Лопарев представил лесничему Рязанцева и Андрея, спросил:
— Что, и в самом деле за пивом? Ты садись-ка! — И уступил лесничему место за письменным столом, а сам сел сбоку. — Сводки у тебя — железобетон! Ажур, да и только!
— Насчет пива: суббота ведь. А насчет сводок: шуруем! У меня бух — сплошное золото. Статистика тоже не подкачает. Директора вот нету по сю пору. Сам за двоих.
— Идут дела?
— Срубы — это раз! Из степей приезжают, с Алея, с Кулунды — срубы покупают на корню! Сначала мы шесть на шесть метров всего-то и рубили, а теперь уже до двенадцати на четырнадцать дошли! Тарная дощечка — это два! Пиломатериал. Сначала необрезной, теперь обрезной — тоже технический прогресс. Само собой, дрова…
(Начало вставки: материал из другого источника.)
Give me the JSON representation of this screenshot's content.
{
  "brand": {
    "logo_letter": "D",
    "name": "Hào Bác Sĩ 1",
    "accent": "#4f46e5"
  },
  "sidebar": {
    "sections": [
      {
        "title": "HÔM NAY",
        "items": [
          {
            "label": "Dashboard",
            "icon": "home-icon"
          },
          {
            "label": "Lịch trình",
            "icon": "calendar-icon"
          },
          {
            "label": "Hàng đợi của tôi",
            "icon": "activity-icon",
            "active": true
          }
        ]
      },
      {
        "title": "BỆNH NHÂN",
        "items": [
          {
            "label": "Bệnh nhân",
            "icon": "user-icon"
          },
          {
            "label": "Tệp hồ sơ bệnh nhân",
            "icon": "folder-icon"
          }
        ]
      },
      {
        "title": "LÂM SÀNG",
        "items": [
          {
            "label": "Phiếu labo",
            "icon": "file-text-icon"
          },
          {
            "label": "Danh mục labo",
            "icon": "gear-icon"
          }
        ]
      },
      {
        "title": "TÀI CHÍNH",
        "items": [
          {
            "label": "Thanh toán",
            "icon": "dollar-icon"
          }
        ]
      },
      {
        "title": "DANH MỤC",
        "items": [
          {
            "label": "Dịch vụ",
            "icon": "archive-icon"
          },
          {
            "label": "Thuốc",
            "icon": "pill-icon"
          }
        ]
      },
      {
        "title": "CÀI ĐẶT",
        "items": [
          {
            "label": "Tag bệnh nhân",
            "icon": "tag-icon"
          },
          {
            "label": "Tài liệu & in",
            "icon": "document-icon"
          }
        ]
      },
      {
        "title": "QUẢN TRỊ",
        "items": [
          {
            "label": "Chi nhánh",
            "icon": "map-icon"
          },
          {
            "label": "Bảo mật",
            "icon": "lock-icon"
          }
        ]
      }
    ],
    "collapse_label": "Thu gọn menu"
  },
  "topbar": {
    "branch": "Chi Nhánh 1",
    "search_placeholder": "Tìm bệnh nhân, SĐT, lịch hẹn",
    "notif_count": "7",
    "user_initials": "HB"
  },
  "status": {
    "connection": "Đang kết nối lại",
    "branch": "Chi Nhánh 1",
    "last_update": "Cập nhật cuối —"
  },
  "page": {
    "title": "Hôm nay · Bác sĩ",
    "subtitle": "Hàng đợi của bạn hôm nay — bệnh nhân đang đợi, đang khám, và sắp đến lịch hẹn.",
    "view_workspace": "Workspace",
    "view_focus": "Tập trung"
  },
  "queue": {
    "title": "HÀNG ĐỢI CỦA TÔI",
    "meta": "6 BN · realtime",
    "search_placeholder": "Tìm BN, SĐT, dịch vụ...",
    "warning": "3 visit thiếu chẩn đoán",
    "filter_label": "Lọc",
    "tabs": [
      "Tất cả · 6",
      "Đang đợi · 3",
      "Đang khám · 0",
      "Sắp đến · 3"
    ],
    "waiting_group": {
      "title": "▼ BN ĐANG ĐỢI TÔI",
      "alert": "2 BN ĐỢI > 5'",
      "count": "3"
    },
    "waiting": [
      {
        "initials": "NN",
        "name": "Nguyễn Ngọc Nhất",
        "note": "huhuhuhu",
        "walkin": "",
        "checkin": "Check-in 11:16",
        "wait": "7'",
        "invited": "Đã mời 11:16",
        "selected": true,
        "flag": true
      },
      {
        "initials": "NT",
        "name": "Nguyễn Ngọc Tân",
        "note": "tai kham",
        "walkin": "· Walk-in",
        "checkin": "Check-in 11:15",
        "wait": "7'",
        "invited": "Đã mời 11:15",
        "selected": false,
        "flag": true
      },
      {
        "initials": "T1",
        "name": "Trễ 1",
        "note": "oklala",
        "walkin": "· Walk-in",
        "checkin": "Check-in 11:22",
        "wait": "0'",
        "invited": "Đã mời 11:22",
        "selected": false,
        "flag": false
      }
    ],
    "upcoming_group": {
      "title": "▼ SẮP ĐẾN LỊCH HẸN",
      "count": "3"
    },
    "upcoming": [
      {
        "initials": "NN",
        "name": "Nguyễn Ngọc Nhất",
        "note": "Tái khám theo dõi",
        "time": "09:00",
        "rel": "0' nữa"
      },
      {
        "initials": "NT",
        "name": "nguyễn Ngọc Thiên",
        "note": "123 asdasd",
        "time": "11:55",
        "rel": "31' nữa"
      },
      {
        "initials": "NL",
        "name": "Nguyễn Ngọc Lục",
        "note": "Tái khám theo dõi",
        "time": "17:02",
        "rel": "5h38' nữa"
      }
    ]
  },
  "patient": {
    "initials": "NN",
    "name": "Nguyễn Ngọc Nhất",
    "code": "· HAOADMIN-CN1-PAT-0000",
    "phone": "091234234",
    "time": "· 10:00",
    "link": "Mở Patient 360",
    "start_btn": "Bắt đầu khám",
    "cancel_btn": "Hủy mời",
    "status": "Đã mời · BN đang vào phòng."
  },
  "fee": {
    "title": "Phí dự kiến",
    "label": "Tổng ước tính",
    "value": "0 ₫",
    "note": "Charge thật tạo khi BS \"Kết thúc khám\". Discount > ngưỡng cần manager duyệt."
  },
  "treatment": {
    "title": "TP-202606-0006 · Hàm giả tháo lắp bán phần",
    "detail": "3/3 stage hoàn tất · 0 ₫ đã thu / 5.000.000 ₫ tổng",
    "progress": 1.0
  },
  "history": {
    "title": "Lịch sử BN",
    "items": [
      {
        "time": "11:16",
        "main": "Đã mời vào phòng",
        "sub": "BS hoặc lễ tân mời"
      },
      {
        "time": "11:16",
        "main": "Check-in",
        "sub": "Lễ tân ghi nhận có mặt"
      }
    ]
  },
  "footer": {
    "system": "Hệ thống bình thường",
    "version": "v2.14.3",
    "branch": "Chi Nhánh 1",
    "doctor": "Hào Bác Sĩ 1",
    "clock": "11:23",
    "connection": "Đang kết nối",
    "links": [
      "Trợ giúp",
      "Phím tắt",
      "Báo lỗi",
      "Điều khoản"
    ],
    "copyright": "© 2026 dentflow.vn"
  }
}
— С начальством в районе как живешь?
— Нормально! Для райкома беседы проводим, плакаты вот повесили, а райисполком мне что? У райисполкома у самого-то одни бумаги! А у меня срубы, пиломатериал, дрова, поделки разные, ширпотреб, ну и пролетариат! Между прочим, пролетариат на меня ни-ко-гда не обижается! Живем душа в душу! С коровешкой помочь, с постройками, с ульями — как часы иду навстречу. И в лесу не притесняю. Доверие: кому выпишет лесник билет, кому откажет — с моей стороны полное доверие!